The Israeli Reform movement offers a Judaism that provides the answer Israeli society needs right now – one of spirituality, healing, and a commitment to justice. (Please support them – https://reform.org.il/en/).
We met with Noga Tarnopolsky, a freelance journalist, who clarified that there is so much blame to go around for where we are now – the current government whose focus on judicial reform endangered Israel. Netanyahu moved troops to the West Bank leaving Gaza unprotected. Netanyahu flaunted in elections a multi-billion dollar technological wall that was meant to protect Israel in the South. That wall failed.

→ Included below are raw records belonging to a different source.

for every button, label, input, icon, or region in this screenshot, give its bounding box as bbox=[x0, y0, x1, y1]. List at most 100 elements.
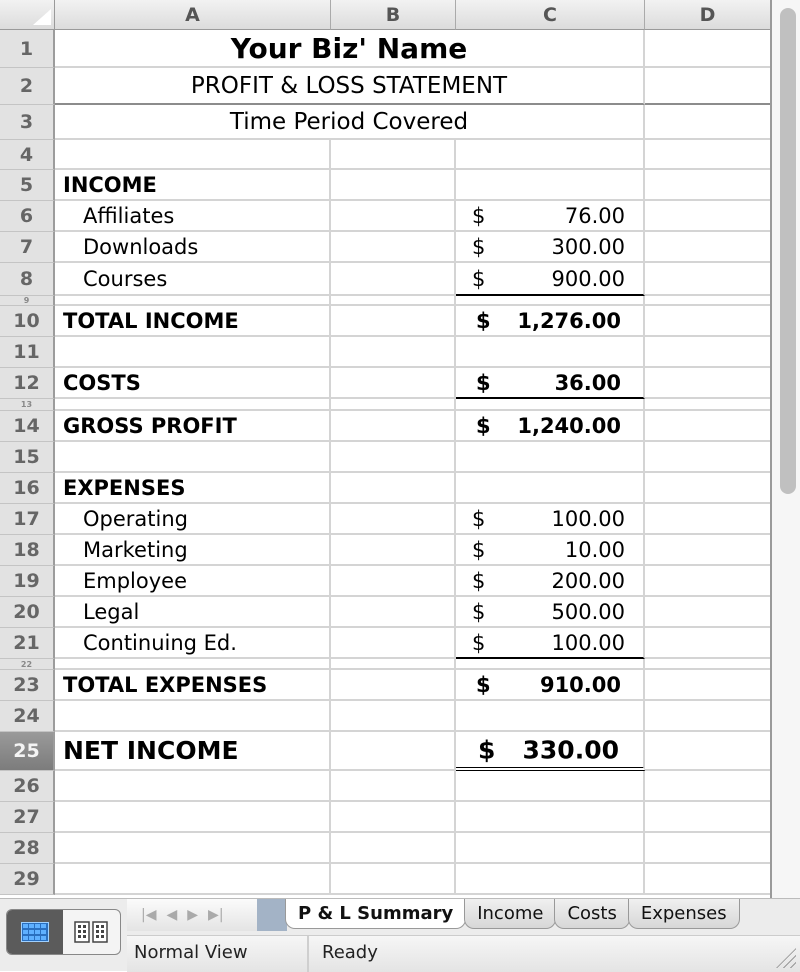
cell-a20[interactable]: Legal bbox=[55, 597, 331, 628]
cell-a4[interactable] bbox=[55, 140, 331, 170]
cell-b17[interactable] bbox=[331, 504, 456, 535]
cell-d22[interactable] bbox=[645, 659, 770, 670]
cell-b4[interactable] bbox=[331, 140, 456, 170]
cell-a29[interactable] bbox=[55, 864, 331, 895]
row-header[interactable]: 12 bbox=[0, 368, 55, 399]
cell-a7[interactable]: Downloads bbox=[55, 232, 331, 263]
cell-d25[interactable] bbox=[645, 732, 770, 771]
cell-c7[interactable]: $300.00 bbox=[456, 232, 645, 263]
cell-a19[interactable]: Employee bbox=[55, 566, 331, 597]
cell-a26[interactable] bbox=[55, 771, 331, 802]
cell-d19[interactable] bbox=[645, 566, 770, 597]
row-header[interactable]: 24 bbox=[0, 701, 55, 732]
cell-a11[interactable] bbox=[55, 337, 331, 368]
cell-b6[interactable] bbox=[331, 201, 456, 232]
row-header[interactable]: 17 bbox=[0, 504, 55, 535]
row-header[interactable]: 22 bbox=[0, 659, 55, 670]
cell-c14[interactable]: $1,240.00 bbox=[456, 411, 645, 442]
cell-c23[interactable]: $910.00 bbox=[456, 670, 645, 701]
last-sheet-icon[interactable]: ▶| bbox=[208, 907, 223, 923]
cell-d20[interactable] bbox=[645, 597, 770, 628]
cell-a28[interactable] bbox=[55, 833, 331, 864]
cell-d24[interactable] bbox=[645, 701, 770, 732]
statement-title-cell[interactable]: PROFIT & LOSS STATEMENT bbox=[55, 68, 645, 105]
cell-b24[interactable] bbox=[331, 701, 456, 732]
cell-a23[interactable]: TOTAL EXPENSES bbox=[55, 670, 331, 701]
cell-b29[interactable] bbox=[331, 864, 456, 895]
tab-split-handle[interactable] bbox=[257, 899, 287, 931]
cell-d7[interactable] bbox=[645, 232, 770, 263]
cell-c15[interactable] bbox=[456, 442, 645, 473]
cell-d3[interactable] bbox=[645, 105, 770, 140]
cell-c29[interactable] bbox=[456, 864, 645, 895]
cell-c26[interactable] bbox=[456, 771, 645, 802]
cell-a6[interactable]: Affiliates bbox=[55, 201, 331, 232]
cell-b7[interactable] bbox=[331, 232, 456, 263]
cell-c24[interactable] bbox=[456, 701, 645, 732]
select-all-corner[interactable] bbox=[0, 0, 55, 30]
business-name-cell[interactable]: Your Biz' Name bbox=[55, 30, 645, 68]
row-header[interactable]: 21 bbox=[0, 628, 55, 659]
row-header[interactable]: 13 bbox=[0, 399, 55, 411]
row-header[interactable]: 26 bbox=[0, 771, 55, 802]
cell-c28[interactable] bbox=[456, 833, 645, 864]
cell-b28[interactable] bbox=[331, 833, 456, 864]
cell-b16[interactable] bbox=[331, 473, 456, 504]
cell-d27[interactable] bbox=[645, 802, 770, 833]
cell-a24[interactable] bbox=[55, 701, 331, 732]
cell-d1[interactable] bbox=[645, 30, 770, 68]
cell-d18[interactable] bbox=[645, 535, 770, 566]
cell-d21[interactable] bbox=[645, 628, 770, 659]
column-header-a[interactable]: A bbox=[55, 0, 331, 30]
cell-b21[interactable] bbox=[331, 628, 456, 659]
cell-c27[interactable] bbox=[456, 802, 645, 833]
cell-c12[interactable]: $36.00 bbox=[456, 368, 645, 399]
cell-c6[interactable]: $76.00 bbox=[456, 201, 645, 232]
cell-d2[interactable] bbox=[645, 68, 770, 105]
cell-b13[interactable] bbox=[331, 399, 456, 411]
row-header[interactable]: 4 bbox=[0, 140, 55, 170]
cell-b5[interactable] bbox=[331, 170, 456, 201]
cell-a25[interactable]: NET INCOME bbox=[55, 732, 331, 771]
cell-d29[interactable] bbox=[645, 864, 770, 895]
row-header-selected[interactable]: 25 bbox=[0, 732, 55, 771]
scrollbar-thumb[interactable] bbox=[780, 8, 796, 494]
cell-c19[interactable]: $200.00 bbox=[456, 566, 645, 597]
row-header[interactable]: 23 bbox=[0, 670, 55, 701]
row-header[interactable]: 7 bbox=[0, 232, 55, 263]
cell-b27[interactable] bbox=[331, 802, 456, 833]
row-header[interactable]: 10 bbox=[0, 306, 55, 337]
cell-a12[interactable]: COSTS bbox=[55, 368, 331, 399]
cell-b14[interactable] bbox=[331, 411, 456, 442]
row-header[interactable]: 5 bbox=[0, 170, 55, 201]
cell-b20[interactable] bbox=[331, 597, 456, 628]
cell-a16[interactable]: EXPENSES bbox=[55, 473, 331, 504]
next-sheet-icon[interactable]: ▶ bbox=[187, 907, 198, 923]
tab-pl-summary[interactable]: P & L Summary bbox=[285, 899, 467, 929]
row-header[interactable]: 9 bbox=[0, 296, 55, 306]
cell-d4[interactable] bbox=[645, 140, 770, 170]
tab-expenses[interactable]: Expenses bbox=[627, 899, 740, 929]
cell-d12[interactable] bbox=[645, 368, 770, 399]
cell-a17[interactable]: Operating bbox=[55, 504, 331, 535]
row-header[interactable]: 18 bbox=[0, 535, 55, 566]
cell-c18[interactable]: $10.00 bbox=[456, 535, 645, 566]
cell-a14[interactable]: GROSS PROFIT bbox=[55, 411, 331, 442]
cell-a21[interactable]: Continuing Ed. bbox=[55, 628, 331, 659]
cell-a15[interactable] bbox=[55, 442, 331, 473]
row-header[interactable]: 11 bbox=[0, 337, 55, 368]
row-header[interactable]: 19 bbox=[0, 566, 55, 597]
cell-b23[interactable] bbox=[331, 670, 456, 701]
first-sheet-icon[interactable]: |◀ bbox=[141, 907, 156, 923]
cell-d16[interactable] bbox=[645, 473, 770, 504]
cell-d17[interactable] bbox=[645, 504, 770, 535]
cell-a10[interactable]: TOTAL INCOME bbox=[55, 306, 331, 337]
cell-d23[interactable] bbox=[645, 670, 770, 701]
cell-b9[interactable] bbox=[331, 296, 456, 306]
cell-c21[interactable]: $100.00 bbox=[456, 628, 645, 659]
cell-a5[interactable]: INCOME bbox=[55, 170, 331, 201]
column-header-d[interactable]: D bbox=[645, 0, 770, 30]
row-header[interactable]: 20 bbox=[0, 597, 55, 628]
cell-d6[interactable] bbox=[645, 201, 770, 232]
cell-a27[interactable] bbox=[55, 802, 331, 833]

And the blame for the tragedy beyond words at the Al-Shifa hospital spreads far and wide. Arab nations allowed Hamas to take root for 16 years. International doctors who served there knew what was below. Iran and Qatar funnelled billions and billions into the extensive central command base of Hamas underneath that medical facility. Egypt hasn’t and doesn’t let Palestinians inside their border. Israel becomes the easy and global scapegoat.
My cab driver on my way back to the airport seemed to have more faith than the rest. “The war will be over soon,” he told me, “perhaps next week. There will be trade and the hostages will come home.”
And my neighbor on the plane who went to help her daughter take care of their baby for a month while her son-in-law serves down South shared that her son-in-law predicts the war will last until Passover. It is impossible to imagine living in pain and grief and suffering for so long for so many.
And I come home, even more broken hearted than when I left. So sad for the tragedies on both sides and praying that my cab driver somehow might see more clearly than the rest.
May we be blessed soon to start the healing process – of rebuilding faith and trust in governments, in peoples, in interfaith partnerships, in the world and in peace. It will take all of us to make it happen.